Vehicle Cybersecurity Training Curriculum
For information on the pilot test training curriculum for vehicle cybersecurity professionals, visit the Vehicle Cybersecurity Training Curriculum Pilot Testing page.
The field of vehicle cybersecurity is exciting and new! Follow along with our current research projects as we continue to contribute to this evolving field.
- Anomaly-based intrusion detection systems research: Researching metrics and objective test methods to assess effectiveness of such solutions.
- Cybersecurity of firmware updates: Researching cybersecurity of automotive electronics update mechanisms through physical and over-the-air means.
- Cybersecurity considerations for heavy vehicles: Researching similarities and differences between passenger cars and larger vehicles from a cybersecurity considerations standpoint.
- Research on reference parser development for V2V communication interfaces: Developing a formally verified and mathematically proven message parser for V2V communication interfaces.
- In-house cybersecurity research at the Vehicle Research and Test Center (VRTC) in East Liberty, Ohio: This research explores the cybersecurity risks of today’s vehicle electronic architectures and aims to establish principles and guidance that could improve the cybersecurity posture of passenger vehicles through applied research.
NHTSA is dedicated to advancing the lifesaving potential of vehicle technologies
The need for powerful automotive cybersecurity corresponds with the rapid advances in vehicle technology.

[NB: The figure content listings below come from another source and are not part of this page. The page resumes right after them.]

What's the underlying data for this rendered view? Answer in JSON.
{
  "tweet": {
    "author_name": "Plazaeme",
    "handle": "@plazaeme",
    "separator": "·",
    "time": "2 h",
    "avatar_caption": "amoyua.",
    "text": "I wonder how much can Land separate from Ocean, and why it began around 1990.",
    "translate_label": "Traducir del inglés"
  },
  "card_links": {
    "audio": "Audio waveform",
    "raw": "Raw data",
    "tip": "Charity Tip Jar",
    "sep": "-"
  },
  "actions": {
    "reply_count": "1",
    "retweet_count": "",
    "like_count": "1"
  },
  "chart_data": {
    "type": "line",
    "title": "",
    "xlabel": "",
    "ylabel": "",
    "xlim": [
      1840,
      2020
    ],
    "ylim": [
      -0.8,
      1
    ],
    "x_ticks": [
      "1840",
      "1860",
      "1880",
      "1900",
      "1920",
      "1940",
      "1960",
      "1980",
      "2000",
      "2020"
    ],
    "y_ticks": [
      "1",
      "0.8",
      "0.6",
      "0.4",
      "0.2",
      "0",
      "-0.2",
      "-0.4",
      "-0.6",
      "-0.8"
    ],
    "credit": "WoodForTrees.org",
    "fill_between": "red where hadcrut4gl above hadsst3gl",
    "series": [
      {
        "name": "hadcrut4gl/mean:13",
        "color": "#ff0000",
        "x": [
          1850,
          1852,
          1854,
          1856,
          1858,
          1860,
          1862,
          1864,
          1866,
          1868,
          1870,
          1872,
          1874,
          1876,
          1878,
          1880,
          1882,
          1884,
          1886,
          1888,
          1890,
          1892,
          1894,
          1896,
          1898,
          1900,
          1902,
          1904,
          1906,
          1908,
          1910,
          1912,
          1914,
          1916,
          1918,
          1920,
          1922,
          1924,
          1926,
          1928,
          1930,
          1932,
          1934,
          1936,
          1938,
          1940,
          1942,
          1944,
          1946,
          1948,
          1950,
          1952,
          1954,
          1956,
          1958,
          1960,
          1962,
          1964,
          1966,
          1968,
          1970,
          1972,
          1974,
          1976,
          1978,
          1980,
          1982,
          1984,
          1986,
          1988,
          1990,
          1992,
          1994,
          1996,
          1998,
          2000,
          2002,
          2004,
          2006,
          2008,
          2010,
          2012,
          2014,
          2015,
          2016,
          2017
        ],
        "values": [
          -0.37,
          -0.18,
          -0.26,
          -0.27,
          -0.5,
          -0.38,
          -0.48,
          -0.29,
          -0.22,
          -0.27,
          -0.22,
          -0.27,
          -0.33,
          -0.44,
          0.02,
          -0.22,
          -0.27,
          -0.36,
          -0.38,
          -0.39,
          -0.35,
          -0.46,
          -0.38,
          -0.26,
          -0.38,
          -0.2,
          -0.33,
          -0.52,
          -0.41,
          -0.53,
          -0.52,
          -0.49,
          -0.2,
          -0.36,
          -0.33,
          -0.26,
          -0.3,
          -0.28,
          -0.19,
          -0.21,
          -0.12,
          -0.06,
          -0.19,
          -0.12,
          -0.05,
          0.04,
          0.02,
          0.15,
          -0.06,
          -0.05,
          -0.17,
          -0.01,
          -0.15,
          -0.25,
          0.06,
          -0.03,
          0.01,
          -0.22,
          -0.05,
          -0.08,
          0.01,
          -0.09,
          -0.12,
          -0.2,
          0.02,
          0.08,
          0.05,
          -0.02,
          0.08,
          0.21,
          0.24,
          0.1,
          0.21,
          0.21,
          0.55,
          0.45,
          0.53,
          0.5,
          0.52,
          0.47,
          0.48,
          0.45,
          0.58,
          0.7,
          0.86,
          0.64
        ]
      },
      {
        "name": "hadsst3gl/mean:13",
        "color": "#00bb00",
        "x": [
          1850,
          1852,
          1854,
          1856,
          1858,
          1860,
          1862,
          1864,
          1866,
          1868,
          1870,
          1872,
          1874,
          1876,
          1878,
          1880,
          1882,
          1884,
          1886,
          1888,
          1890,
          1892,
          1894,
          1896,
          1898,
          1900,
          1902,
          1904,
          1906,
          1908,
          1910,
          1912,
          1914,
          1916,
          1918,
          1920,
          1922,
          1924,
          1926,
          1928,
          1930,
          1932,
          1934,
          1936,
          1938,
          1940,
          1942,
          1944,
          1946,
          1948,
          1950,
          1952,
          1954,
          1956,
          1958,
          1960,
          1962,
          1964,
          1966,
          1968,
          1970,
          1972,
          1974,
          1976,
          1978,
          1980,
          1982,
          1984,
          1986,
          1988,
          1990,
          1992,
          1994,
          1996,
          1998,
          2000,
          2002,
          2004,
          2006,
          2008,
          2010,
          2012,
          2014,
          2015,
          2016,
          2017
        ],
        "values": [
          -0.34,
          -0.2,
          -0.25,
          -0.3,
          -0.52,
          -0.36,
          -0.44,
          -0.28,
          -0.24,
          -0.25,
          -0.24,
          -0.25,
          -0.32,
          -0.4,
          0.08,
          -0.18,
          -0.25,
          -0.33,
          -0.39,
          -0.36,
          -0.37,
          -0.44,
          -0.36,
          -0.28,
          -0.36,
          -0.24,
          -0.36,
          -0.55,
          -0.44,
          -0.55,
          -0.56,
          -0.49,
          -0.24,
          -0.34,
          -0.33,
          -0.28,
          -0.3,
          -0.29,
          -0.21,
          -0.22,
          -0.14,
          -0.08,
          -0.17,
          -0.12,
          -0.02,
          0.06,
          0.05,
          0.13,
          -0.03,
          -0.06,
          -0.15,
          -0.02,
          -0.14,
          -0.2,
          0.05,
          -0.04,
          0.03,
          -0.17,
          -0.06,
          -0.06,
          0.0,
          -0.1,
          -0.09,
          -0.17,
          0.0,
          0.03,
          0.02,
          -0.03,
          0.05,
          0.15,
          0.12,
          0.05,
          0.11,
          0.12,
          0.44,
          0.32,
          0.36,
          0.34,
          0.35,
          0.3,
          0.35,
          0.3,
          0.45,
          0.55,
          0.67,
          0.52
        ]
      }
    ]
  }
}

NHTSA’s ultimate goal is to save lives, prevent injuries, and reduce the economic costs of vehicle crashes. This goal is potentially achieved through the implementation of driver assistance technologies, and cybersecurity goes hand-in-hand with this process.
NHTSA regularly collaborates with other government agencies, vehicle manufacturers, suppliers, and the public to further industry’s efforts in addressing vehicle cybersecurity challenges. The objective of this strategy is to promote the impact of the various safety applications employed in current vehicles, as well as those envisioned for future vehicles that may feature more advanced forms of automation and connectivity. NHTSA's approach to vehicle cybersecurity has the following goals:
- Expand and share the automotive cybersecurity knowledge base to better establish comprehensive research plans and develop enabling tools for applied research in this area;
- Support the automotive industry in implementing effective, industry-based best practices and voluntary standards for cybersecurity and participate in cybersecurity information-sharing forums;
- Foster the development of new system solutions for automotive cybersecurity; and
- Determine the feasibility of developing performance evaluation methods for automotive cybersecurity.